Não dá vontade de chorar?

Narra um colega que, constituido, assumiu defesa criminal na Região Metropolitana de Curitiba. No processo havia outro réu que, por hipossuficiência, o juiz nomeou-lhe um advogado dativo (no Paraná não existe defensoria pública).

Além dos procedimentos rotineiros, o advogado constituido, para bem elaborar seu trabalho e requerer provas (defesa preliminar), se viu no dever de conversar com o outro defensor. Segundo narra, foi a experiência mais deprimente de sua vida profissional.

Ao chegar ao escritório do “dativo” e ao esclarecer o assunto, foi friamente atendido. Imediatamente pensou que o colega estaria com algum compromisso agendado, foi logo adiantando: “Estou aqui para tratarmos de um processo onde eu defendo um e o senhor outro acusado… Se não tiver tempo, volto outra hora…”

Identificando o processo pelas cópias que o advogado constituido portava, foi logo disparando: “Não conheço o acusado e atendo essas encrencas dativamente a pedido do juiz…” Muito bom, disse o visitante, embora esse dever seja do Estado, admiro quem se propõe a fazer o trabalho e, não querendo tomar ainda mais seu tempo, que provas vamos produzir? Qual a linha de defesa do seu cliente, já que ambos se reservaram ao silêncio na fase policial?

A resposta do “causídico” foi no sentido de não ter nenhuma linha de defesa; de não conhecer o acusado; de não ter interesse sequer em conversar sobre o assunto e que só falaria com o acusado no dia da audiência.

Em suma, observando mais tarde a “defesa preliminar” do dativo, o advogado constituido constatou que o mesmo não requereu qualquer prova, limitando-se, em poucas linhas, a negar tudo (defesa meramente formal).

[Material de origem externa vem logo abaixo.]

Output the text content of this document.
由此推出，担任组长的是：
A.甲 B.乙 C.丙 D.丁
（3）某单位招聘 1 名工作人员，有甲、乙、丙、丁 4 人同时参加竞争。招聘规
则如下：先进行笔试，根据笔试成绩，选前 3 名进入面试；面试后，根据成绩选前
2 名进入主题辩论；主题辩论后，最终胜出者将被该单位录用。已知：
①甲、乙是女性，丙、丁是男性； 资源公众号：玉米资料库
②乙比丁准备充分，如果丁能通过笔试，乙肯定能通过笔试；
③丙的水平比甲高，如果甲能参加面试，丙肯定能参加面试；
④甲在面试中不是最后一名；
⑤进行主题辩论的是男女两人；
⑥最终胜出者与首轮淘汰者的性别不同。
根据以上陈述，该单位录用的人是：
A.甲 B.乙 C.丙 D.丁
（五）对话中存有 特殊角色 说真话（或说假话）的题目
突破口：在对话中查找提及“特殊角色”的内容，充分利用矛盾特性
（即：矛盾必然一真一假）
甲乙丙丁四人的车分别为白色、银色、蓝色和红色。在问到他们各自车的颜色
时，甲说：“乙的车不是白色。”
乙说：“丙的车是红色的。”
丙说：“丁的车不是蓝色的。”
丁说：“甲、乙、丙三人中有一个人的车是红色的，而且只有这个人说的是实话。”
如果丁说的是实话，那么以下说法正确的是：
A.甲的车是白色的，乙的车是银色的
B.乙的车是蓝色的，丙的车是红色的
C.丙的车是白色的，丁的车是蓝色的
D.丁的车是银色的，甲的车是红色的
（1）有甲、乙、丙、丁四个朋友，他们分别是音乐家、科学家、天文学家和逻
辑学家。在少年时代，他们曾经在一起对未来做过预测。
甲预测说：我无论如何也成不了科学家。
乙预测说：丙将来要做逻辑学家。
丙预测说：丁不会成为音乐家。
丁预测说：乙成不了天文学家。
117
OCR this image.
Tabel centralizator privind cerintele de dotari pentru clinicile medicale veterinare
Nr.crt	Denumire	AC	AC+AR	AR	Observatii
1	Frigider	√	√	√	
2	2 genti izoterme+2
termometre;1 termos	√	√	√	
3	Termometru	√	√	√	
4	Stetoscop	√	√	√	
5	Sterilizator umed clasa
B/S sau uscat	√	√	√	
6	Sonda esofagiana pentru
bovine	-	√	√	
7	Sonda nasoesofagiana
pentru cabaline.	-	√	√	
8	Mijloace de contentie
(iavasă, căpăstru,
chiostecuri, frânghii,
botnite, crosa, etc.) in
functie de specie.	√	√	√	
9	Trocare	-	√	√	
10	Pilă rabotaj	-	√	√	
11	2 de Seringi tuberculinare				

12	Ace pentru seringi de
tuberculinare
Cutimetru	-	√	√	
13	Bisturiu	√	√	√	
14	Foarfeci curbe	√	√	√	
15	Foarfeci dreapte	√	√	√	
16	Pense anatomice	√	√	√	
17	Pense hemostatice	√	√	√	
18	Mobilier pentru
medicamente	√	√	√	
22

Dia da audiência, no primeiro contato com o pobre acusado o “defensor” dativo, que, sem abrir o processo ou ter cópias dele, inclusive o aconselhou a confessar a prática do crime imputado sob o argumento de que o juiz reduziria a pena pela confissão… Em suma, não fez nenhuma repergunta para as testemunhas da denúncia, nem qualquer pedido de esclarecimento nos interrogatórios…

Tendo o juiz concedido prazo para as partes ofertarem razões escritas, veio o encerramento do ato. Em seguida, o juiz ao se despedir dos presentes e da escolta policial que conduzia os acusados, fez um registro: “fulano é um colaborador da justiça e atende dativamente incontáveis casos da nossa carregada pauta criminal…” Encerra sua carta indagando: “Não dá vontade de chorar?”

A resposta está não somente no EOAB, como violação dos indeclináveis deveres profissionais (severa punição), como no Código Penal, em seu artigo 355, que preceitua: “Trair, na qualidade de advogado ou procurador, o dever profissional, prejudicando interesse, cujo patrocínio, em juízo, lhe é confiado” (pena até 3 anos).

Sem dúvida, uma farsa processual! Embora a Súmula n.º 523 do STF considere “anulável o processo”, o pobre que não teve sequer defesa de fato, em Estado que não tem defensoria, terá como arguir nulidade e provar tal prejuízo em instâncias superiores?

Emerge, da narrativa, destoante visão que acentua injustiças e desigualdades sociais, onde dar a cada um o que é seu significa assegurar aos ricos as suas venturas e aos pobres as suas misérias!

Elias Mattar Assad é ex-presidente da Associação Brasileira dos Advogados Criminalistas.